CHINA cut interest rates for the second time in a month yesterday and allowed banks to set lower lending rates to bolster economic growth.

Economists said the cut may bring more liquidity to the market, but that the authorities would need to take more measures to control prices in the property market.

From today, the benchmark one-year deposit rate will be lowered by 0.25 percentage points to 3 percent, the People's Bank of China said in a statement.

Banks have been allowed to raise deposit rates by as much as 10 percent above the benchmark after China cut interest rates in June for the first time since 2008.

The one-year lending rate will fall by 0.31 percentage points to 6 percent, and banks are allowed to offer a 30 percent discount, compared to the previous 20 percent.

The cuts come after data showed China's manufacturing industry in June was expanding at its slowest pace in seven months. They also come just days ahead of the release of other major economic data for June and China's gross domestic product growth in the second quarter, arousing concerns of an economic downturn more severe than expected.

Lower than expected

"Cutting interest rates twice in a month indicates that the growth of GDP in the second quarter may be lower than authorities' expectations," said Lu Zhengwei, chief economist at China Industrial Bank. "We expect the growth to be 7.6 percent year-on-year."

He said it would take time for the policy to take effect, and China should further ease capital regulations that limit banks' abilities to offer loans.

Since March, China has rolled out a series of stimulus measures, including lowering the reserve requirement for banks and lifting investment on manufacturing industries, after the country's growth slowed to a nearly three-year low of 8.1 percent in the first quarter.

"The rate cuts came a little bit earlier than what the market expected," Li Huiyong, chief macroeconomic analyst for Shenyin and Wanguo Securities, told Xinhua news agency. "I think a declining inflation level gives more room for lowering the interest rates and it reflects that economic growth is not looking that good in the second quarter."

Efforts elsewhere

Yesterday's cut also came amidst efforts elsewhere to boost the global economy.

The Bank of England raised its asset-purchase target by 50 billion pounds (US$78 billion) to 375 billion pounds, and the European Central Bank cut its benchmark interest rates by 0.25 percentage points.

China's central bank called on banks to control mortgage lending.

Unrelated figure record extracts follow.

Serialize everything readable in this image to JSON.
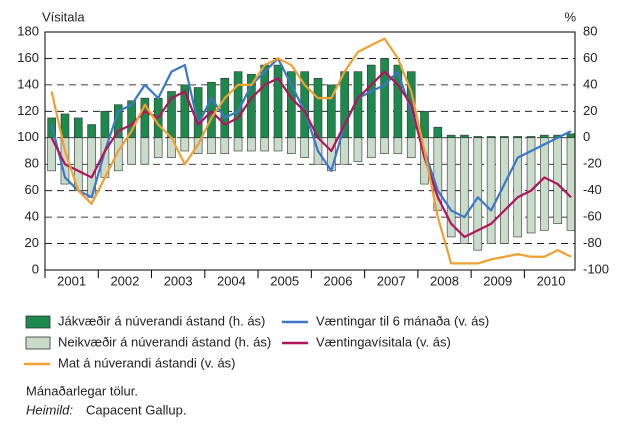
{
  "chart_data": {
    "type": "combo",
    "y_label": "Vísitala",
    "y2_label": "%",
    "x": [
      2001.125,
      2001.375,
      2001.625,
      2001.875,
      2002.125,
      2002.375,
      2002.625,
      2002.875,
      2003.125,
      2003.375,
      2003.625,
      2003.875,
      2004.125,
      2004.375,
      2004.625,
      2004.875,
      2005.125,
      2005.375,
      2005.625,
      2005.875,
      2006.125,
      2006.375,
      2006.625,
      2006.875,
      2007.125,
      2007.375,
      2007.625,
      2007.875,
      2008.125,
      2008.375,
      2008.625,
      2008.875,
      2009.125,
      2009.375,
      2009.625,
      2009.875,
      2010.125,
      2010.375,
      2010.625,
      2010.875
    ],
    "xlim": [
      2001,
      2010.95
    ],
    "xticks": [
      {
        "value": 2001.5,
        "label": "2001"
      },
      {
        "value": 2002.5,
        "label": "2002"
      },
      {
        "value": 2003.5,
        "label": "2003"
      },
      {
        "value": 2004.5,
        "label": "2004"
      },
      {
        "value": 2005.5,
        "label": "2005"
      },
      {
        "value": 2006.5,
        "label": "2006"
      },
      {
        "value": 2007.5,
        "label": "2007"
      },
      {
        "value": 2008.5,
        "label": "2008"
      },
      {
        "value": 2009.5,
        "label": "2009"
      },
      {
        "value": 2010.5,
        "label": "2010"
      }
    ],
    "ylim": [
      0,
      180
    ],
    "yticks": [
      0,
      20,
      40,
      60,
      80,
      100,
      120,
      140,
      160,
      180
    ],
    "y2lim": [
      -100,
      80
    ],
    "y2ticks": [
      -100,
      -80,
      -60,
      -40,
      -20,
      0,
      20,
      40,
      60,
      80
    ],
    "grid": true,
    "series": [
      {
        "name": "Jákvæðir á núverandi ástand (h. ás)",
        "type": "bar",
        "axis": "y2",
        "color": "#1b8a4c",
        "values": [
          15,
          18,
          15,
          10,
          20,
          25,
          28,
          30,
          30,
          35,
          40,
          38,
          42,
          45,
          50,
          48,
          55,
          55,
          50,
          50,
          45,
          40,
          50,
          50,
          55,
          60,
          55,
          50,
          20,
          8,
          2,
          2,
          1,
          1,
          1,
          1,
          1,
          2,
          2,
          3
        ]
      },
      {
        "name": "Neikvæðir á núverandi ástand (h. ás)",
        "type": "bar",
        "axis": "y2",
        "color": "#c9dcc9",
        "values": [
          -25,
          -35,
          -40,
          -45,
          -30,
          -25,
          -20,
          -20,
          -15,
          -15,
          -10,
          -12,
          -12,
          -12,
          -10,
          -10,
          -10,
          -10,
          -12,
          -15,
          -20,
          -25,
          -20,
          -18,
          -15,
          -12,
          -12,
          -15,
          -35,
          -55,
          -75,
          -80,
          -85,
          -80,
          -80,
          -75,
          -72,
          -70,
          -65,
          -70
        ]
      },
      {
        "name": "Væntingar til 6 mánaða (v. ás)",
        "type": "line",
        "color": "#3a78c8",
        "values": [
          110,
          70,
          60,
          55,
          90,
          120,
          125,
          140,
          130,
          150,
          155,
          110,
          130,
          115,
          120,
          140,
          150,
          160,
          140,
          120,
          90,
          75,
          110,
          130,
          135,
          140,
          150,
          120,
          90,
          60,
          45,
          40,
          55,
          45,
          65,
          85,
          90,
          95,
          100,
          105
        ]
      },
      {
        "name": "Væntingavísitala (v. ás)",
        "type": "line",
        "color": "#b0145a",
        "values": [
          100,
          80,
          75,
          70,
          90,
          105,
          110,
          120,
          115,
          130,
          135,
          110,
          120,
          110,
          115,
          130,
          140,
          145,
          130,
          120,
          100,
          90,
          110,
          130,
          140,
          150,
          140,
          125,
          85,
          55,
          35,
          25,
          30,
          35,
          45,
          55,
          60,
          70,
          65,
          55
        ]
      },
      {
        "name": "Mat á núverandi ástandi (v. ás)",
        "type": "line",
        "color": "#f0a030",
        "values": [
          135,
          90,
          60,
          50,
          70,
          90,
          105,
          125,
          110,
          100,
          80,
          95,
          115,
          130,
          140,
          140,
          155,
          160,
          155,
          140,
          130,
          130,
          150,
          165,
          170,
          175,
          160,
          135,
          90,
          40,
          5,
          5,
          5,
          8,
          10,
          12,
          10,
          10,
          15,
          10
        ]
      }
    ],
    "notes": "Mánaðarlegar tölur.",
    "source_label": "Heimild:",
    "source": "Capacent Gallup."
  }
}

That suggested authorities worry about a resurgence in real estate speculation.

The central bank said the maximum interest rate discount on individual mortgage loans would be unchanged at 30 percent, and financial institutions should continue to apply "differentiated credit policies" to tame property speculation.

"The goal of the continuous interest rate cuts was to maintain economic growth, but the authorities may find it difficult to monitor capital flow when liquidity improved," said Yang Hongxu, an analyst with E-House China Research and Development Institute.

"Some of the funds will definitely be flowing into the property market as the property market already shows signs of recovery."

Yang said that it could be difficult to tame housing prices if there were no new measures taken to hedge the effects.